That was part of the homily last Sunday....how none of us have a right to anything but our sinfulness. There are no entitlements with God. We are all beggars at the feet of Jesus.
So I spent some time begging the other night.
Backing up a bit. My sister-in-law hosts a Rosary group. We meet about every-other-Tuesday and have some regulars who pray with us. Two who have been there when they are able are SIL's best friend who was diagnosed with Ovarian Cancer last fall and a mom from my kids' elementary school who was diagnosed with stage 4 Lung Cancer 2 1/2 years ago. The doctors gave her a 15% chance of living a year. Both have recently received challenging news in the way of new cancerous growth.
So what are we to do but pray? Keeping in mind that prayer changes us - not God - SIL thought about organizing 24 hours of Adoration to pray for the needs of these two ladies and a cure for cancer.

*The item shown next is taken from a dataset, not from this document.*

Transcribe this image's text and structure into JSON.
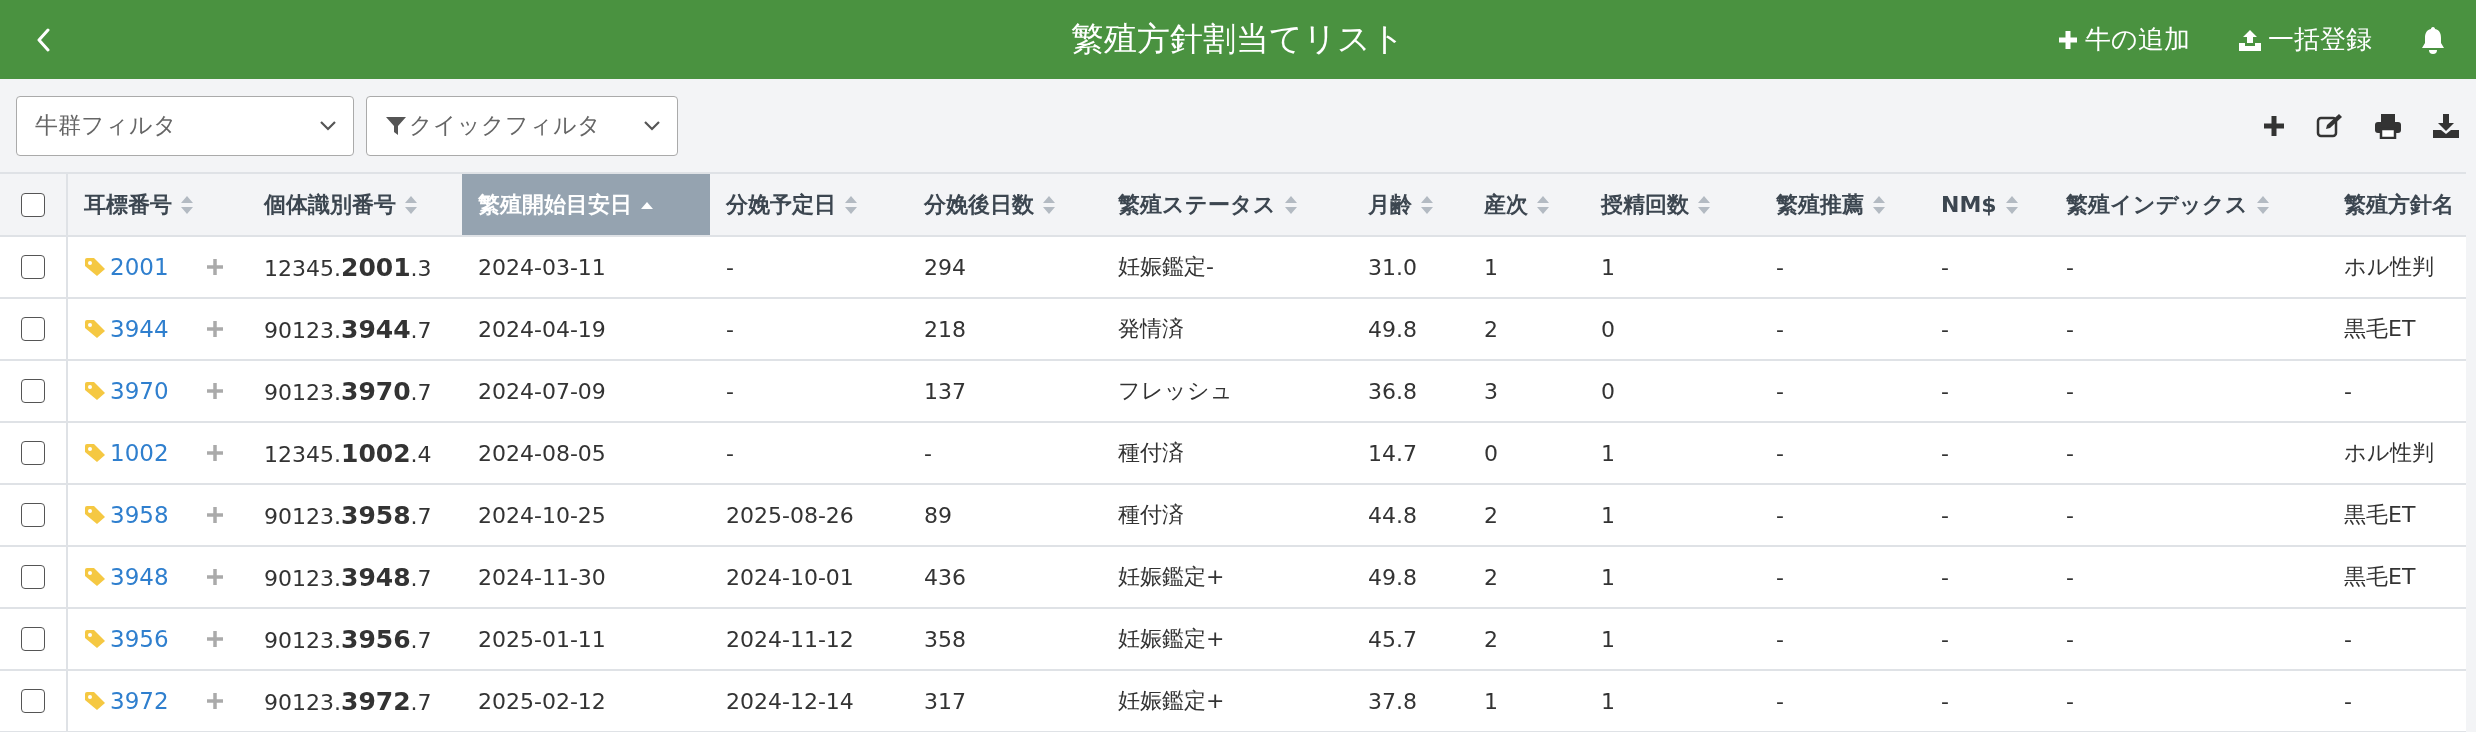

That rather quickly evolved to "Find some time to pray in front of the Blessed Sacrament in the next couple of weeks and let me know..." so that we could present them with a Spiritual Bouquet of sorts...and maybe some real flowers, too.
My kids had CCD the other night, and I needed something to do to fill the time. Could be nothing better than spending it with Jesus - begging.
I went down the street to the church near my school. There is a dance school across the street, so at this hour the church parking lot is populated by parents in SUVs waiting to pick up their ballerinas. There is a keypad by the church door and I let myself in. No one else is there this evening.
I kneel for a while and say "hello" to Jesus - acknowledging that He is all powerful. The light is fading. I decide to say the Rosary. Monday is the Joyful Mysteries.
The Annunciation. I think of Mary's surrender and think of the difficulty the ladies must have in surrendering to God's will in the face of their cancer diagnoses.
The Visitation. Why exactly did Mary go to visit Elizabeth? Was it to help her? Or was it to learn from her? Or was it so that she could be touched by Jesus' presence? And these ladies....are we to help or to learn from or to be touched by them?
The Birth of Jesus. He came here to be part of our lives...to enter our world. Even the suffering - or maybe especially the suffering. I pray that they continue to know His presence in their lives.
The Presentation of Jesus in the Temple. It often strikes me that this Joyful Mystery is also one of the Sorrowful Mysteries prayed in the 7 Sorrows Rosary. Mary and Joseph offering their Son to the Father. And my friends...offering their suffering to the Father. Knowing His Love, but also knowing such pain and heartache.
Finding the Child Jesus in the Temple - Again, a Joyful Mystery that is also one of the Seven Sorrows. Jesus is in the home of His Father. I pray for these ladies that they, too, are about their Father's work, that they are obedient to what He wants them to do, just as Jesus obediently returned home with Mary and Joseph.
Sometimes I rest my arms on the pew in front of me and put my head down while I pray through the Hail Mary's. It is darker when I open my eyes again. The candles flickering on the wall are more noticeable.
It is so quiet. During the day, the building creaks and moans as the sun heats up the structure. But at night, it is quiet. The cars waiting in the parking lot for the dancers have gone.
I walk to the front, and in the darkness, I stand at the foot of that cross and look up. We have no right to anything. Sickness and pain entered the world because of man's unfaithfulness. None of us deserve a miracle. Miracles are for the glory of God. I don't remember the words, but the prayer comes from the heart.
It is time to go. He is the light that conquers darkness. And for that, I will happily beg.